A draft of the plan in circulation this week had provided Alaska a major revenue share along with the Gulf Coast states. But the final version introduced last night does not include the Alaska funding, prompting Sen. Ted Stevens (R-Alaska) to say he will oppose the bill.
"He is going to go to the floor and object," said Stevens spokesman Aaron Saunders yesterday. "Alaska should be included in that revenue sharing. Alaska should have all the same rights as all the other states."
Stevens' opposition adds a new twist to delicate efforts to secure the 60 votes needed to overcome a possible filibuster of the bill when it is debated next week on the Senate floor. "In a situation where every vote counts, it further muddies the waters on anyone's vote count chart," said one industry lobbyist.
This source nonetheless believes supporters are likely to win passage of the measure next week, and Stevens also predicted to reporters yesterday that sponsors have enough votes for cloture, his spokesman said. Senate Minority Leader Harry Reid (D-Nev.), speaking before the bill was introduced, yesterday said he hopes to support it.
Environmentalists are hopeful they can block the bill with a coalition of lawmakers who oppose wider drilling and those who may be supportive of more gulf production but are nonetheless wary of sending billions in federal revenues from offshore production to gulf states. In a decade, Louisiana alone could begin receiving more than $650 million per year under the plan, Sen. Mary Landrieu's (D-La.) office said earlier this month.
Several questions remain heading into the floor debate. For one, some Democratic lawmakers have expressed concern that Senate Majority Leader Bill Frist (R-Tenn.) may block them from offering amendments. "We are hopeful that leadership will do the right thing and not deny senators the right to offer amendments," said Bill Wicker, a spokesman for Sen. Jeff Bingaman (D-N.M.), the ranking member of the Senate Energy Committee.

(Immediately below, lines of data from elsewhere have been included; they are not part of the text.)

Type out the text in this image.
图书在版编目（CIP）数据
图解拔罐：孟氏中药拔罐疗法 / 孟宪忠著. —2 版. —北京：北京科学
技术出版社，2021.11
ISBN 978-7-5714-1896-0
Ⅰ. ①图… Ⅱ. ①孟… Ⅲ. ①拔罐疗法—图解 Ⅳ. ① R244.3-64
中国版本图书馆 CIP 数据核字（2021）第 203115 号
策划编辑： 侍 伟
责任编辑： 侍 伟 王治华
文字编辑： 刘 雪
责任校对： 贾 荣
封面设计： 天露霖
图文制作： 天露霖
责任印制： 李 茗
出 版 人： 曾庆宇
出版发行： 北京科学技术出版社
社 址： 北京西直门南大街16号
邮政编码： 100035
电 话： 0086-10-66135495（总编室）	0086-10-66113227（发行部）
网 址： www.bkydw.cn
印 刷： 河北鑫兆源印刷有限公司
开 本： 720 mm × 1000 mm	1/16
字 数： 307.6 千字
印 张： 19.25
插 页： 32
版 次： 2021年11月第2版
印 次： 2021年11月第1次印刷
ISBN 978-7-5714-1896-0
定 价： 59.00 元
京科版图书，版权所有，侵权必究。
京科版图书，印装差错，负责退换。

Wicker said Bingaman "has some amendments in mind" but did not provide further detail. An aide to Frist said the amendment picture was not clear last night.
Sources on and off the Hill say Sen. John Warner (R-Va.) is mulling an amendment that would expand offshore leasing beyond what is included in the new bill. He offered legislation earlier this year that would allow states -- notably Virginia -- to "opt-out" of offshore leasing bans and receive a share of offshore revenues (E&E Daily, Feb. 15). His office could not be reached for comment last night.
The Gulf Coast leasing bill introduced yesterday is sponsored by Frist, Landrieu, Sens. Pete Domenici (R-N.M.), Mitch McConnell (R-Ky.), and several other gulf state lawmakers.
Backers laud new energy production chances
The bill would open 8.3 million acres in the Gulf of Mexico to new leasing, sponsors said last night. This includes part of the Lease Sale 181 area, an eastern gulf tract coveted by industry that has largely been withheld from development but is not covered by formal offshore leasing bans.
It also includes a region south of the 181 area that is currently under federal leasing bans, which would be lifted for this tract under the bill. The combined area is estimated to contain 1.26 billion barrels of oil and 5.8 trillion cubic feet of gas, sponsors said. (click here to view a map of the area.)
Under the bill, the Interior Department must lease the 181 area within one year after enactment of the bill and sell leases in the "181 south" area as soon as "practicable."
"Moving toward energy independence is an important step to reducing high energy prices, but it can only be achieved if we work to bring more of America's energy to American consumers," Frist said in a statement last night.
The plan would provide the current gulf producing states -- Louisiana, Texas, Mississippi and Alabama -- 37.5 percent of revenues from leasing in the newly opened areas. Starting in fiscal year 2017, they will also get 37.5 percent of revenues from leases entered into after enactment of the bill in areas of the gulf where leasing is already authorized.
The bill also steers 12.5 percent of federal revenues from the newly opened areas to the stateside Land and Water Conservation Fund, and starting in fiscal 2017 also provides the fund 12.5 percent of revenues from leases entered into after enactment of the bill in currently available gulf areas.
There is a $500 million annual cap on federal spending from the leases in the current planning areas, according to Domenici's office.
The bill includes protections for Florida designed to win backing from that states' senators. It bars leasing east of the so-called military mission line -- about 235 miles from Tampa -- until mid-2022. It also creates a 125-mile buffer from Gulf of Mexico drilling for other parts of the Florida coast until mid-2022, although the buffer is only 100 miles for areas considered part of the "central" Gulf planning area.
Sen. Mel Martinez (R-Fla.) endorsed the plan last week when its outlines were announced. Less clear is the stance of his colleague, Sen. Bill Nelson (D-Fla.). Nelson last week offered cautious support for the Florida protections but stressed he needed to see details of the plan. Also, he is seeking assurances it will not be conferenced with much more sweeping House-passed offshore drilling legislation.
His office could not be reached for comment after the bill's formal introduction last night.